Personally, when I hire someone, I rate hobby experience as more desirable
than paid experience. I can give you paid experience. At least for SysAdmins,
I can train you in all the gotchas of production. But I can't make you like
it.

------
xenophanes
One can't necessarily conclude from what people _did_ answer correctly on a
test what they _could_ answer correctly. Were they trying their best? Why
would they? It's boring and they weren't presented with any powerful reason to
really care a lot about doing their best.

There is a further issue of how long it would take people to learn these
skills, if they genuinely wanted to, and got helpful explanations. If someone
doesn't know a skill, but could learn it in 30min if he ever wanted to, then
that's no reason to call him dumb.
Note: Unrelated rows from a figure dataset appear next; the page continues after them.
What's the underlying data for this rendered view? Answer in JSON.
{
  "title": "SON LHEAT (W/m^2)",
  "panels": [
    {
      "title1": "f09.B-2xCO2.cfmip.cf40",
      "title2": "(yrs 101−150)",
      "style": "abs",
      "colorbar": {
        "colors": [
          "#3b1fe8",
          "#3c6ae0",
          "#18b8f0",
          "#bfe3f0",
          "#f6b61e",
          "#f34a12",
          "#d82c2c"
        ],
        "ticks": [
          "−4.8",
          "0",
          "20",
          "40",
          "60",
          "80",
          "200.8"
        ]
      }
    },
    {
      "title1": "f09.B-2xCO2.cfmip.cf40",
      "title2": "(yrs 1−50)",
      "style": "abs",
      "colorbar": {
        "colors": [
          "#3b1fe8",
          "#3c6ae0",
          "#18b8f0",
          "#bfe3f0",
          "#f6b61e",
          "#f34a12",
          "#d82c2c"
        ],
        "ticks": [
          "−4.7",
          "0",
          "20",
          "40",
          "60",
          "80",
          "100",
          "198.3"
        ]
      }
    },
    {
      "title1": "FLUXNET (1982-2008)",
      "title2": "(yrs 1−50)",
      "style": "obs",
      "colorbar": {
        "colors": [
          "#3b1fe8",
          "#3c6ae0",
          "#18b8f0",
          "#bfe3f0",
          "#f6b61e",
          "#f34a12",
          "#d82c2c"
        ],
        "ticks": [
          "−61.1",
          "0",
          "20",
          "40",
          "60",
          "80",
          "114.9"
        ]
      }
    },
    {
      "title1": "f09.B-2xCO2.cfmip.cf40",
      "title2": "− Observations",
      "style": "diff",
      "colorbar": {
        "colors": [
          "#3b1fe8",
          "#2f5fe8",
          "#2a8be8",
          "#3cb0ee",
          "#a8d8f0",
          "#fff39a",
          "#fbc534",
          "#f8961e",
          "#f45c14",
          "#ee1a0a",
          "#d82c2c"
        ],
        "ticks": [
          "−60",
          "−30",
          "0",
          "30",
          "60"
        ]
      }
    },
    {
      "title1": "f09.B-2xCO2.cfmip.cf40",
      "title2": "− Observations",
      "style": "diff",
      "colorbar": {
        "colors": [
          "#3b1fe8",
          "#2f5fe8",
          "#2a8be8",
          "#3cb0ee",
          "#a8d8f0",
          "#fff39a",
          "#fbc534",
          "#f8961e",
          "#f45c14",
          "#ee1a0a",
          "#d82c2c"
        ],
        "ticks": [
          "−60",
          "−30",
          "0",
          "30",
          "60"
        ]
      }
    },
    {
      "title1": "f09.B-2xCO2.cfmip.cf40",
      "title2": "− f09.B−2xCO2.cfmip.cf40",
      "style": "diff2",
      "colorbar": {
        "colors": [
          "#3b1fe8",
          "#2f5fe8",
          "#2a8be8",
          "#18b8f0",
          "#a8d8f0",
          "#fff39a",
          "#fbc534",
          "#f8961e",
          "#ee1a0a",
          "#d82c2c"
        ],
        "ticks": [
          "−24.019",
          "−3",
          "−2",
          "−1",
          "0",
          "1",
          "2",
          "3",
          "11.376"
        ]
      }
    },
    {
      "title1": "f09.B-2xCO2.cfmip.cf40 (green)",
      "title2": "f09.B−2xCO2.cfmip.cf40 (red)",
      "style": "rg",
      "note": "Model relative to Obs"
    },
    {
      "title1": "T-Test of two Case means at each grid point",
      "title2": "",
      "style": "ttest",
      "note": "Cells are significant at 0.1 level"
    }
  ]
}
I think to judge people you have to look at
how well they learn rather than what they currently know.

------
larryfreeman
A common mistake among smart people (and everyone else) is to overestimate
people on some things and underestimate people on others.

I'm not sure what the article is saying beyond this.

------
mooneater
You have to keep your personal bar set high, though not letting that
demoralize you, and not self-congratulate yourself too much when comparing
yourself to the "average" person. Just being in the top 2% or 0.2% of IQ, does
not guarantee success (sometimes quite the opposite!).

------
stavrianos
I think it might be fairer to say that most people don't realize how _many_
stupid people there are. This drags the average down, of course, but most of
them aren't relevant to me. Hanging out with intelligent people leads me to
believe that people are intelligent, which is a) wrong and b) totally fine.
Because it holds true for those people with whom I interact, my mistaken
assumption is perfectly safe, and on the whole can lead me to make more
accurate judgments in most cases.

------
pmorici
All of these questions could be categorized as testing "critical thinking".
Should we really find it all that surprising that a majority of people lack
such skills when a large number of jobs (dare I say most) only require skills
along the lines of rote memorization of a finite amount of information. I find
it scary how few people lack the capacity for independent thought. They just
wait for others to tell them what to do and then follow unquestioningly.

------
joel_feather
Understanding a bar chart or a pie chart is something you learned at some
point. It takes a while to learn to inteprete these things.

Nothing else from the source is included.